On May 17, the Centers for Medicare & Medicaid Services issued Revision to State Operations Manual (SOM), Hospital Appendix A – Interpretive Guidelines for 42 CFR 482.43, Discharge Planning, which is available online here.
Although the major focus of revisions is to consolidate the prior twenty-four discharge planning tags into thirteen, the guidelines emphasize the importance of appropriate hospital discharge planning to ensure smooth transitions. Additionally, consideration of pre-hospital setting, patient participation on the process, and patient choice are emphasized.
CMS published a final rule in August 2004, as mandated by the Balanced Budget Act of 1997, requiring hospitals to inform patients of their choice in home health agencies (HHA) and to disclose any financial interests in home health agencies. Under the rule, hospitals must provide all appropriate patients with a list of available Medicare participating HHAs that serve each patient’s area of residence. The list must include all HHAs that request to be included and may be constructed by the hospital or as available through Home Health Compare. Hospital developed lists must be updated annually.
Although the revised Interpretive Guidelines (IG) do not change hospital discharge requirements, this article will serve as an overview of major elements of them.
Hospital Discharge Planning Requirements
Hospitals are required to carry out discharge planning functions for all inpatients. Discharge planning is a four-stage process:
- Evaluation of post-discharge needs
- Development of a discharge plan
- Initiation of the discharge plan
Hospitals may develop a discharge plan of all patients or, in accord with policy, develop a plan for those identified as likely to need discharge planning. Once screening is carried out and person identified as needing discharge planning, a more detailed evaluation of functional status and needs is conducted. This evaluation must include identification of available family and caregivers, community resources, traditional health care services (e.g. home health, hospice, therapy, dialysis, etc.) and nontraditional services such as those for environmental modification, transportation, meals and household services. Persons who cannot receive required care in the community must be screened for appropriate inpatient settings.

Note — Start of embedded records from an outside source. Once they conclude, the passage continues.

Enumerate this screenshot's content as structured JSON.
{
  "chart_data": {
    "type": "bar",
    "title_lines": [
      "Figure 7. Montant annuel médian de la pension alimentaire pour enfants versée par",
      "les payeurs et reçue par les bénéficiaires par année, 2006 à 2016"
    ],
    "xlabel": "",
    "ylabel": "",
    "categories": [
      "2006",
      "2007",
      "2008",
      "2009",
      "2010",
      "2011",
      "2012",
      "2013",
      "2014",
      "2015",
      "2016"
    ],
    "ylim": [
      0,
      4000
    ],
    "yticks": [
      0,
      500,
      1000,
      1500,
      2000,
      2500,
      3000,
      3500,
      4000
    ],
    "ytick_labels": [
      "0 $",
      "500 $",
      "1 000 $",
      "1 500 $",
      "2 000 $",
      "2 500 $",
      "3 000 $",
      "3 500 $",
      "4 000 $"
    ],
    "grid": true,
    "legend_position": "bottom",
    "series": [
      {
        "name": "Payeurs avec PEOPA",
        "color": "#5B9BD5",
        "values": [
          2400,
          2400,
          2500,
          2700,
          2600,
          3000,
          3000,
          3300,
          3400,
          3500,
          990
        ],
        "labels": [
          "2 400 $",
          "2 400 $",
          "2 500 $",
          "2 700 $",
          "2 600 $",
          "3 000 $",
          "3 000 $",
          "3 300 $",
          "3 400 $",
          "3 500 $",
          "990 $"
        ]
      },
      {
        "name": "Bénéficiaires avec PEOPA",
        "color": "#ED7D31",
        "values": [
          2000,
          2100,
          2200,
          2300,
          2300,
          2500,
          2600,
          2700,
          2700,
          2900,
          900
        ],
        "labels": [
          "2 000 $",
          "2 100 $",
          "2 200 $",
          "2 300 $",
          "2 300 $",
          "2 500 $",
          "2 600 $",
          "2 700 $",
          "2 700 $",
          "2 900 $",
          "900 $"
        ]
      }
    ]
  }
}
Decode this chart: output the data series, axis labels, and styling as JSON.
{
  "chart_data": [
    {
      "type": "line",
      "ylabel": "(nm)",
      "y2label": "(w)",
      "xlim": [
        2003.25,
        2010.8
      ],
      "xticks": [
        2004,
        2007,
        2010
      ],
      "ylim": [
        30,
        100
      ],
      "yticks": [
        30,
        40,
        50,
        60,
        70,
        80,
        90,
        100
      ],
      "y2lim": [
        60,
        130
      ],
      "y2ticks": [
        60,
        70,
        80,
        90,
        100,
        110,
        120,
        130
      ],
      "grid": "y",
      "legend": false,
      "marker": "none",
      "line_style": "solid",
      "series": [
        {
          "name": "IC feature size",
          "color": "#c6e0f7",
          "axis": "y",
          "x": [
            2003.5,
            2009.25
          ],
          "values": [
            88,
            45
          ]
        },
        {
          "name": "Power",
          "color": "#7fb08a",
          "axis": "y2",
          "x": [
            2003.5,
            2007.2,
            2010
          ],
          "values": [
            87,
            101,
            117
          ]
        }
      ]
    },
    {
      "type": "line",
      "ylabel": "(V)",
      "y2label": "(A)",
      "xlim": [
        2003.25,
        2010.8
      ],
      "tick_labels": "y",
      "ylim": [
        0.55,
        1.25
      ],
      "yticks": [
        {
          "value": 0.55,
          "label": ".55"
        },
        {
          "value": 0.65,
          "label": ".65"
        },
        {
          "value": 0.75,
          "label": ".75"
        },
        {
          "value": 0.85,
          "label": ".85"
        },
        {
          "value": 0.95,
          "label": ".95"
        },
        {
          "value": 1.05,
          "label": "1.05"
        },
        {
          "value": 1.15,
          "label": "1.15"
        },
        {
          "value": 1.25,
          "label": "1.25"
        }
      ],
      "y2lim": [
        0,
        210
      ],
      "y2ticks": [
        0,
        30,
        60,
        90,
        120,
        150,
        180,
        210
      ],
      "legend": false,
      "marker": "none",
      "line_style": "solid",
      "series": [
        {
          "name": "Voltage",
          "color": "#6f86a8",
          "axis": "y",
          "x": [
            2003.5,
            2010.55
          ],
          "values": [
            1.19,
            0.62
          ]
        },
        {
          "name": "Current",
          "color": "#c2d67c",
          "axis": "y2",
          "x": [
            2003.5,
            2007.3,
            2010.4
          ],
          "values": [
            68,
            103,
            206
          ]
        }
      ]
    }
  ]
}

Hospitals are required to provide discharge planning by or under the supervision of a nurse or social worker or other appropriately trained person. Patients or their representatives must be actively engaged in the development of the discharge plan, which must incorporate patient’s goals and preferences. Once needed services are identified, the hospital is required to arrange for the initial implementation of the discharge plan. In addition, education, written discharge instructions, provision of supplies needed immediately post-discharge, and a list of all medications are required. Necessary medical information must also be sent to providers to whom patients have been referred. Additional information should include diagnoses and reason for hospitalization, condition on discharge, allergies, pending lab work, advance directive information, follow-up appointments, and referrals.
Required Provision of List of HHAs
In accord with the regulation requiring hospitals to include in the discharge plan a list of HHAs that request to be on the list (as well as skilled nursing facilities) that are available to the patient. The list must be presented to all patients for whom home health services are indicated. According to the IG, the hospital must inform the patient or family of their freedom of choice among participating Medicare providers and, “when possible, respect patient and family preferences when they are expressed.” Further, “the hospital must not specify or otherwise limit the qualified providers that are available to the patient.” Finally, the discharge plan must identify any disclosable financial interest a hospital has with an HHA or HHA has with a hospital.